Sunday, October 16, 2011

Bersama Sihan Harried Taning – Pengantar (bagian 2)

Sambungan dari bagian satu………….





Cara melatih yang hampir sama pun diterapkan di Bhumi Marinir Cilandak Jakarta. Saat itu pertengahan tahun 2008, saya turut hadir dalam ujian kenaikan tingkat karateka yang berasal dari cabang khusus Marinir Cilandak Jakarta.



Saat itu seorang anggota marinir yang berpangkat Kapten melontar pertanyaan kepada Sihan Harried Taning. Kebetulan Anggota Marinir ini berasal dari Bukittinggi, jadi saya cepat “beradaptasi” dengan sang kapten ini. Sang Kapten pun mengungkapkan kalau dirinya pernah mengecap beladiri silat sewaktu belum masuk marinir ini.



Ada 2 pertanyaan disampaikan yaitu pertama, mengapa terdapat perbedaan dalam bentuk gerakan dalam masing-masing aliran ataupun perguruan karate. Dan yang kedua apakah sebenarnya inti sebuah beladiri itu.



Sihan Harried Taning menyebutkan bahwa secara garis besar di dunia ini terdapat dua aliran besar karate. Dan sesuai dengan dimana karate tersebut berkembangan. Dimana kondisi geografis dari beladiri ini sangat mempengaruhi. Disebutkanlah oleh beliau yaitu Aliran Utara dan Aliran Selatan.



Aliran utara yang kondisi geografisnya yang cendrung datar berbatu dan kering melahirkan aliran karate yang bercirikan mempergunakan kuda-kuda lebar dan panjang serta serangan yang lurus.



Sedangkan aliran selatan yang kondisi geografisnya berbukit dan mempunyai tanah yang basah dan berlumpurkan melahirkan aliran karate yang bercirikan mempergunakan kuda-kuda yang pendek dan bertarung dalam jarak yang rapat.



Untuk pertanyaan kedua Sihan Harried menyebutkan, sebenarnya “inti” dari sebuah beladiri dalam hal ini karate adalah prinsip “AKU ADA JIKA ENGKAU ADA”. Semakin kita mendalami karate maka akan semakin muncul pengertian tersebut.
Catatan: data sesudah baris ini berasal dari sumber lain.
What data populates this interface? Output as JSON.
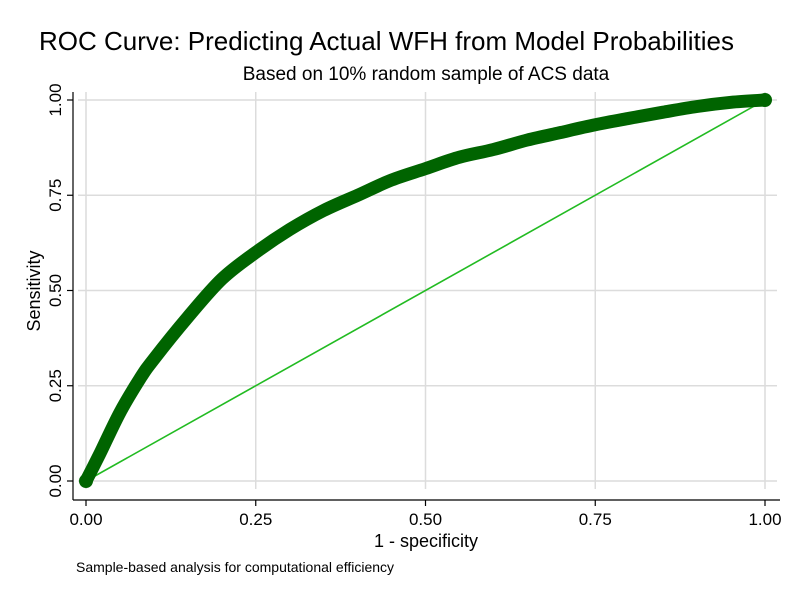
{
  "chart_data": {
    "type": "line",
    "title": "ROC Curve: Predicting Actual WFH from Model Probabilities",
    "subtitle": "Based on 10% random sample of ACS data",
    "xlabel": "1 - specificity",
    "ylabel": "Sensitivity",
    "note": "Sample-based analysis for computational efficiency",
    "xlim": [
      0,
      1
    ],
    "ylim": [
      0,
      1
    ],
    "x_ticks": [
      "0.00",
      "0.25",
      "0.50",
      "0.75",
      "1.00"
    ],
    "y_ticks": [
      "0.00",
      "0.25",
      "0.50",
      "0.75",
      "1.00"
    ],
    "grid": true,
    "series": [
      {
        "x": [
          0.0,
          0.02,
          0.05,
          0.08,
          0.1,
          0.15,
          0.2,
          0.25,
          0.3,
          0.35,
          0.4,
          0.45,
          0.5,
          0.55,
          0.6,
          0.65,
          0.7,
          0.75,
          0.8,
          0.85,
          0.9,
          0.95,
          1.0
        ],
        "y": [
          0.0,
          0.07,
          0.18,
          0.27,
          0.32,
          0.43,
          0.53,
          0.6,
          0.66,
          0.71,
          0.75,
          0.79,
          0.82,
          0.85,
          0.87,
          0.895,
          0.915,
          0.935,
          0.952,
          0.968,
          0.983,
          0.994,
          1.0
        ],
        "color": "#006400"
      },
      {
        "x": [
          0,
          1
        ],
        "y": [
          0,
          1
        ],
        "color": "#22bb22"
      }
    ]
  }
}
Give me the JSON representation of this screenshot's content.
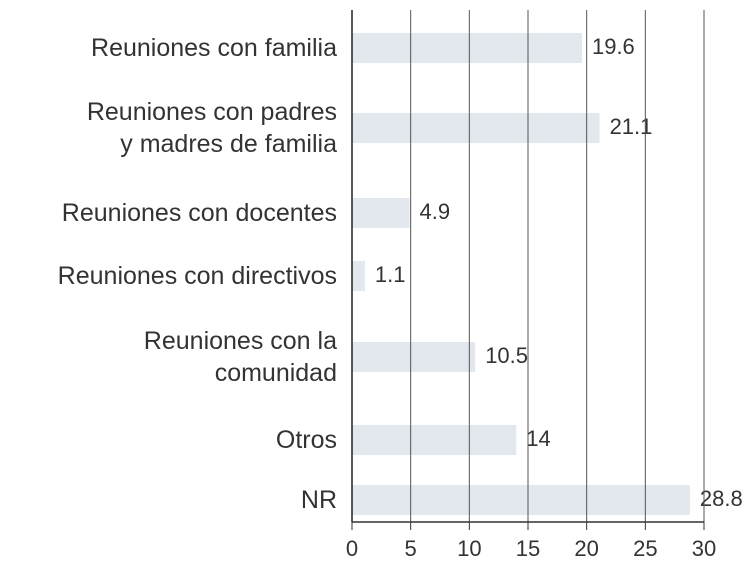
{
  "chart_data": {
    "type": "barh",
    "categories": [
      "Reuniones con familia",
      "Reuniones con padres\ny madres de familia",
      "Reuniones con docentes",
      "Reuniones con directivos",
      "Reuniones con la\ncomunidad",
      "Otros",
      "NR"
    ],
    "values": [
      19.6,
      21.1,
      4.9,
      1.1,
      10.5,
      14,
      28.8
    ],
    "color": "#e3e7ee",
    "xlim": [
      0,
      30
    ],
    "xticks": [
      0,
      5,
      10,
      15,
      20,
      25,
      30
    ],
    "grid": true
  }
}
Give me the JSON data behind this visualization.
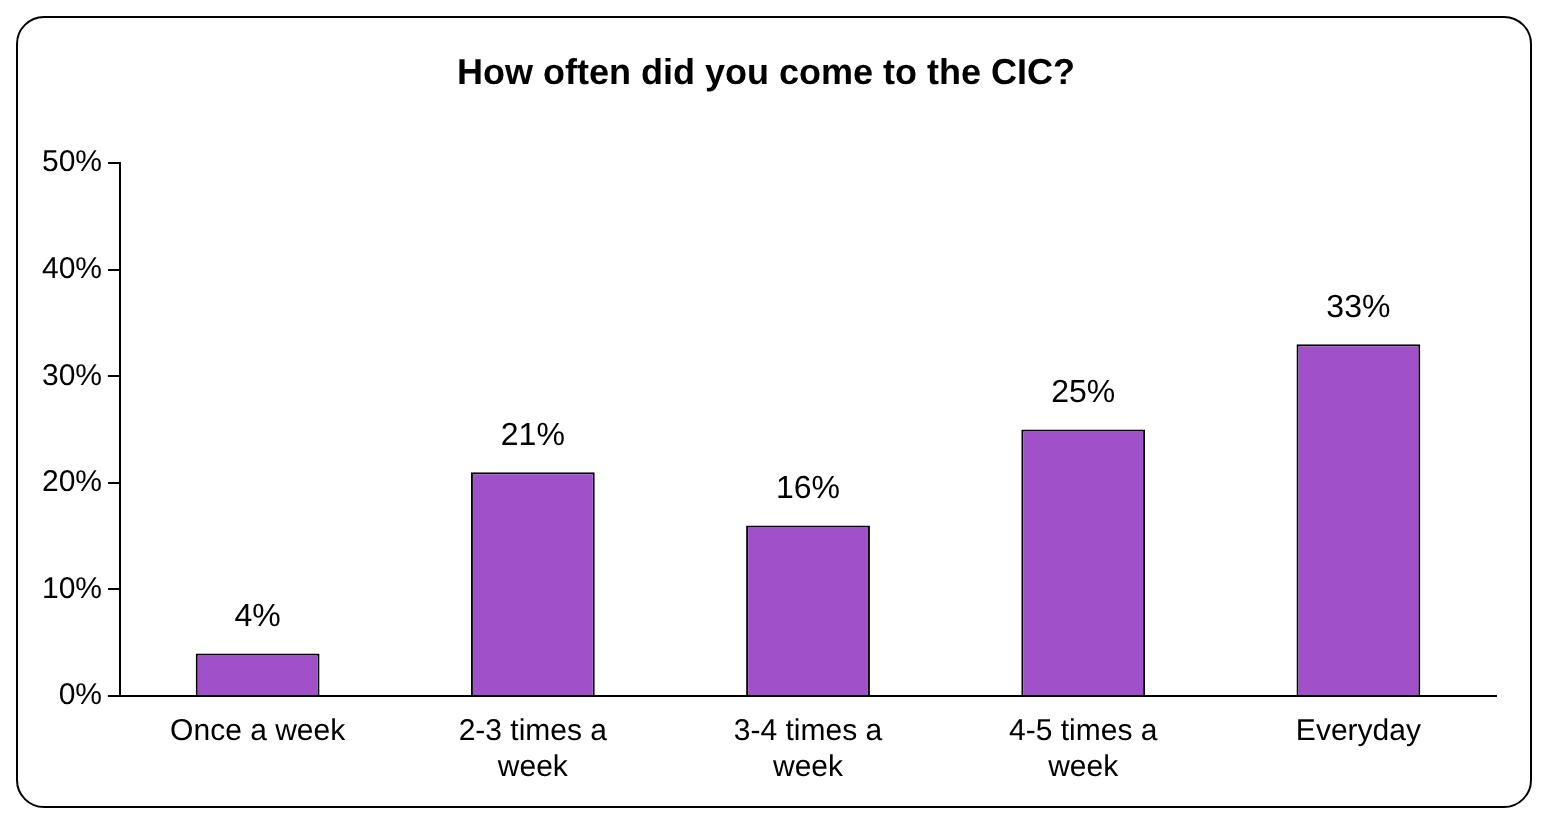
{
  "chart_data": {
    "type": "bar",
    "title": "How often did you come to the CIC?",
    "categories": [
      "Once a week",
      "2-3 times a week",
      "3-4 times a week",
      "4-5 times a week",
      "Everyday"
    ],
    "values": [
      4,
      21,
      16,
      25,
      33
    ],
    "value_labels": [
      "4%",
      "21%",
      "16%",
      "25%",
      "33%"
    ],
    "color": "#a050c8",
    "ylim": [
      0,
      50
    ],
    "yticks": [
      {
        "value": 0,
        "label": "0%"
      },
      {
        "value": 10,
        "label": "10%"
      },
      {
        "value": 20,
        "label": "20%"
      },
      {
        "value": 30,
        "label": "30%"
      },
      {
        "value": 40,
        "label": "40%"
      },
      {
        "value": 50,
        "label": "50%"
      }
    ],
    "grid": false,
    "legend": false
  }
}
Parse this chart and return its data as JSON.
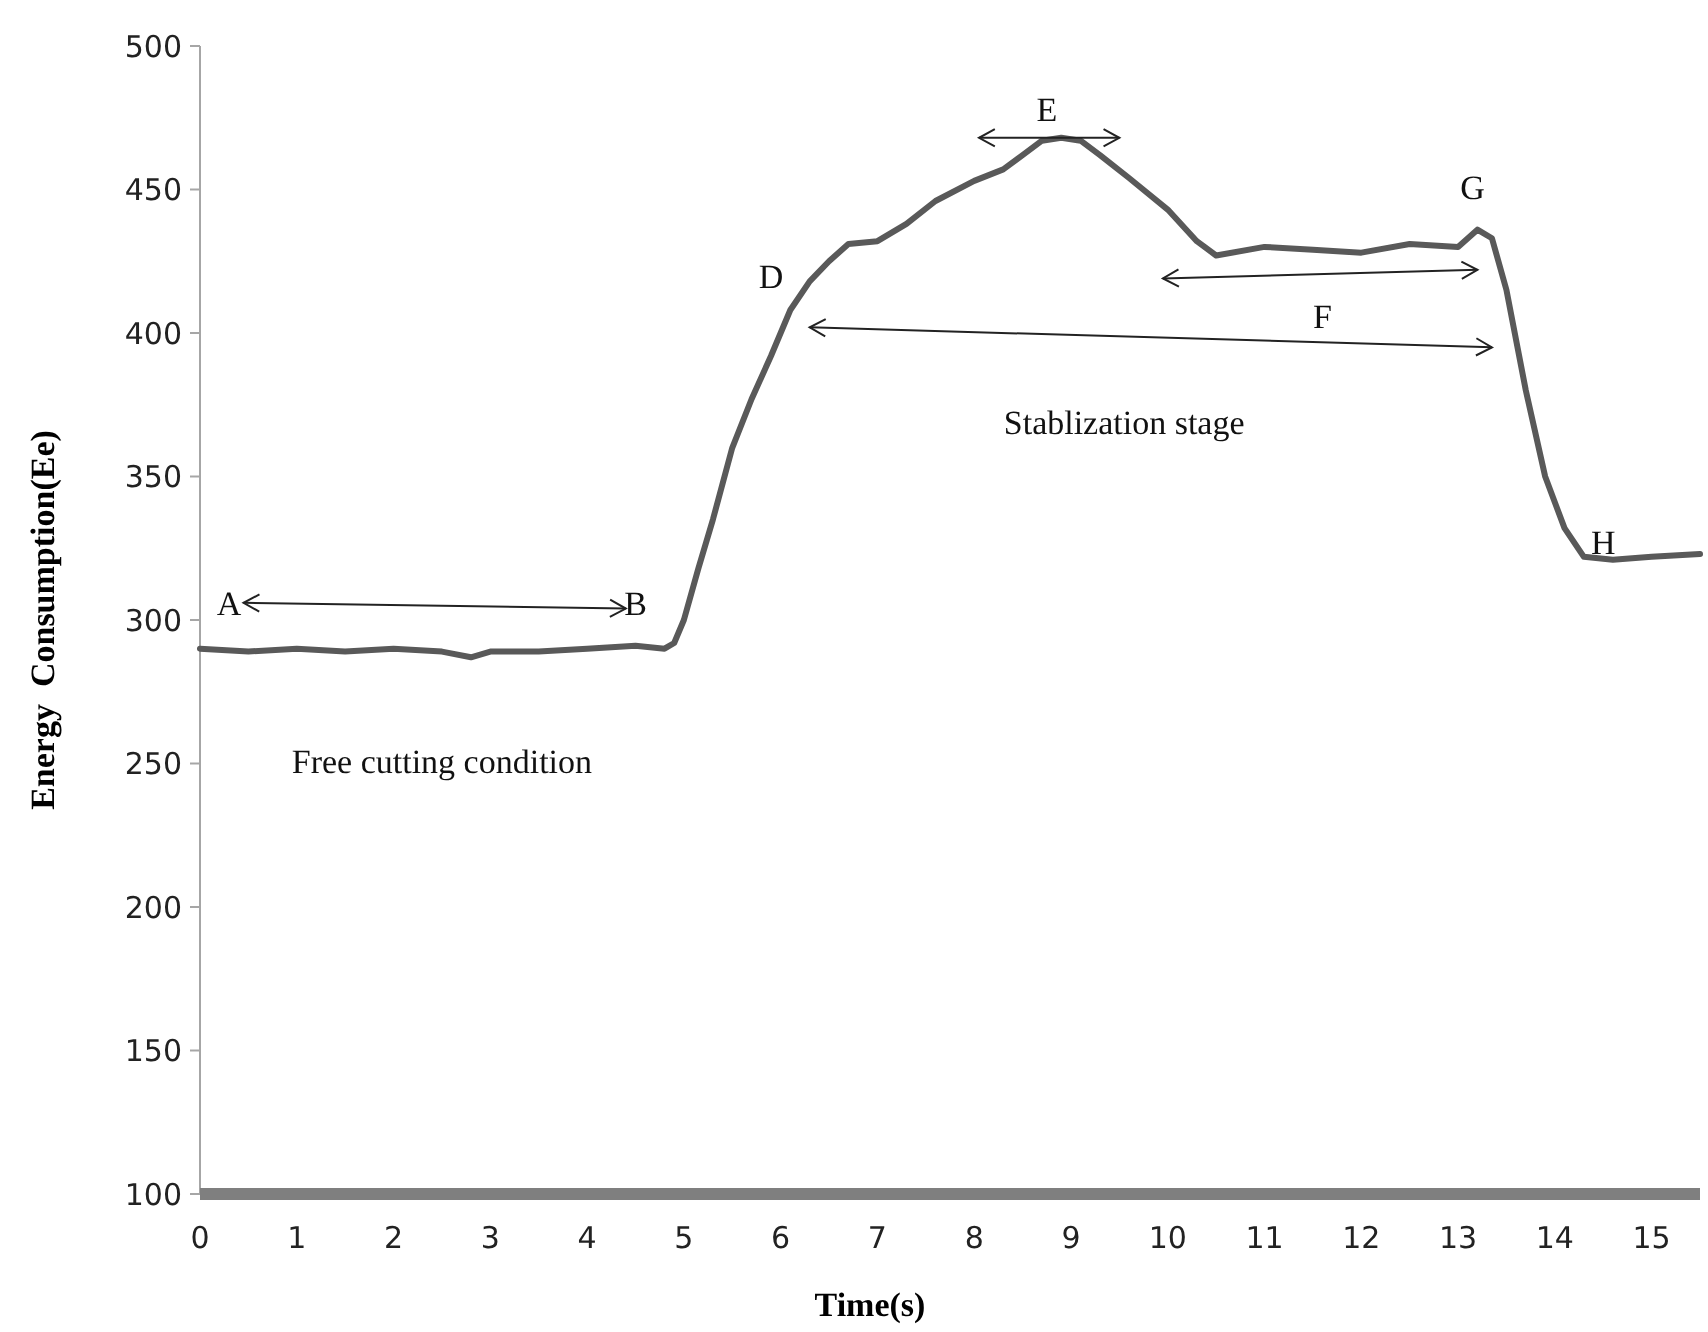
{
  "chart_data": {
    "type": "line",
    "xlabel": "Time(s)",
    "ylabel": "Energy  Consumption(Ee)",
    "xlim": [
      0,
      15.5
    ],
    "ylim": [
      100,
      500
    ],
    "xticks": [
      0,
      1,
      2,
      3,
      4,
      5,
      6,
      7,
      8,
      9,
      10,
      11,
      12,
      13,
      14,
      15
    ],
    "yticks": [
      100,
      150,
      200,
      250,
      300,
      350,
      400,
      450,
      500
    ],
    "grid": false,
    "line_style": "solid",
    "series": [
      {
        "color": "#595959",
        "x": [
          0,
          0.5,
          1,
          1.5,
          2,
          2.5,
          2.8,
          3,
          3.5,
          4,
          4.5,
          4.8,
          4.9,
          5,
          5.15,
          5.3,
          5.5,
          5.7,
          5.9,
          6.1,
          6.3,
          6.5,
          6.7,
          7,
          7.3,
          7.6,
          8,
          8.3,
          8.5,
          8.7,
          8.9,
          9.1,
          9.3,
          9.6,
          10,
          10.3,
          10.5,
          11,
          11.5,
          12,
          12.5,
          13,
          13.2,
          13.35,
          13.5,
          13.7,
          13.9,
          14.1,
          14.3,
          14.6,
          15,
          15.5
        ],
        "values": [
          290,
          289,
          290,
          289,
          290,
          289,
          287,
          289,
          289,
          290,
          291,
          290,
          292,
          300,
          318,
          335,
          360,
          377,
          392,
          408,
          418,
          425,
          431,
          432,
          438,
          446,
          453,
          457,
          462,
          467,
          468,
          467,
          462,
          454,
          443,
          432,
          427,
          430,
          429,
          428,
          431,
          430,
          436,
          433,
          415,
          380,
          350,
          332,
          322,
          321,
          322,
          323
        ]
      }
    ],
    "annotations": [
      "A",
      "B",
      "D",
      "E",
      "F",
      "G",
      "H",
      "Stablization stage",
      "Free cutting condition"
    ]
  }
}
Ada yang paham? tanya beliau.



Tapi semua diam, ada yang mengangguk-angguk tapi tidak jelas menggangguk tanda apa. Asal manggut-manggut aja?



Okelah kita beri contoh.



Lalu beliau menunjuk 2 orang yang berpostur tinggi besar dan berbadan tegap. Satu orang disuruh gedan barai dengan kuda-kuda Zenkutsu Dachi kaki kanan didepan. Yang lain disuruh memegang erat tangan kanan.



Oke kamu orang, lepaskan tanganmu dari pegangan dia, dan sebaliknya kamu pegang yang erat jangan sampai lepas. Siap. Ya Mulai! Yang lain kasih semangat!.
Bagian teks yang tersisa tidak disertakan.